Lest you forget Jerusalem, there’s a new guidebook with a baked-in travel diary that should help first-timers and frequent visitors alike.
Barbara Shaw’s “My Jerusalem Book” is a 125-page softcover guide that offers travel pointers, and also functions as a travel diary and notebook for jotting down those brilliant insights that pop up only on the road.
It’s not a definitive account of Jerusalem history, archaeology or restaurants; rather, it is a particular Jerusalemite’s take on which museums to visit, what to buy at the Mahane Yehuda market, and how to handle the religious strictures of Shabbat.
“This is my take,” said Shaw, a native of Australia who moved to Jerusalem 31 years ago, raised three sons in the city with her fellow Aussie husband, David, and created a line of local products sold in her brick-and-mortar German Colony store and online.
“I feel Jerusalem in my bones, and these are the places that I love, where I eat, where I go,” she said. “It’s not heavy or political; it appeals to all religions and people.”
The notebook-sized volume includes black-and-white illustrations by Shlomi Gorodetsky and handwritten text in spots, augmenting the impression that these are Shaw’s personal jottings, sharing her favorite stops in the city she adopted as her own.
As an ode to all things Jerusalem and Israel, there is even an illustration of Shaw by renowned artist Menashe Kadishman, who sketched her back in 1973, when they met during a history course.
Shaw already had a background in fine arts and business when she moved to Israel, and found her niche seeking out local gifts to send back home. She ended up creating a bold, graphically designed line of items that include kitchen textiles and tools, ceramics, stationary, baby gifts and t-shirts, all available at her store, online and at Jewish museums worldwide.
Shaw also designed products based on the illustrations.
The book, however, was something she’d thought about for a while, after seeing similar guides for London and Paris.

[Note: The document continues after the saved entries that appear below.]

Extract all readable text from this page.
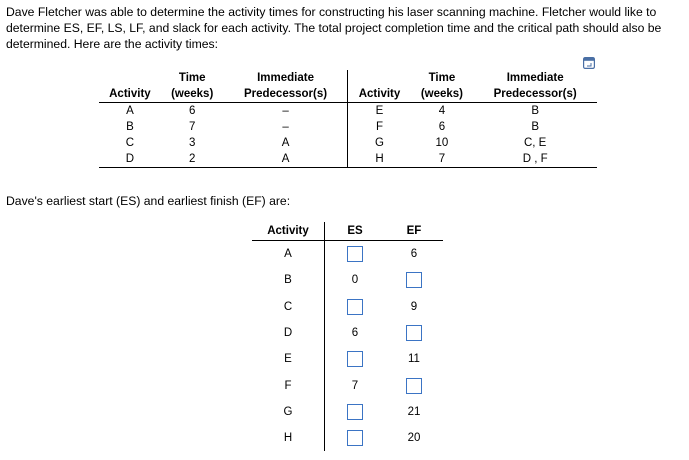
Dave Fletcher was able to determine the activity times for constructing his laser scanning machine. Fletcher would like to determine ES, EF, LS, LF, and slack for each activity. The total project completion time and the critical path should also be determined. Here are the activity times:

	Time	Immediate		Time	Immediate
Activity	(weeks)	Predecessor(s)	Activity	(weeks)	Predecessor(s)
A	6	–	E	4	B
B	7	–	F	6	B
C	3	A	G	10	C, E
D	2	A	H	7	D , F

Dave's earliest start (ES) and earliest finish (EF) are:

Activity	ES	EF
A		6
B	0	
C		9
D	6	
E		11
F	7	
G		21
H		20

Shaw calls it a love letter to her city.
“These are the places that ought to be seen, and mostly places I love,” she said. “It’s the melting pot of the city, presenting that mix, but not in a very heavy way.”
The book is being translated into Mandarin, as Shaw has found that there isn’t much in the way of local travel materials for Chinese speakers. The language is special to Shaw, who met her husband at an intensive Chinese course in Australia.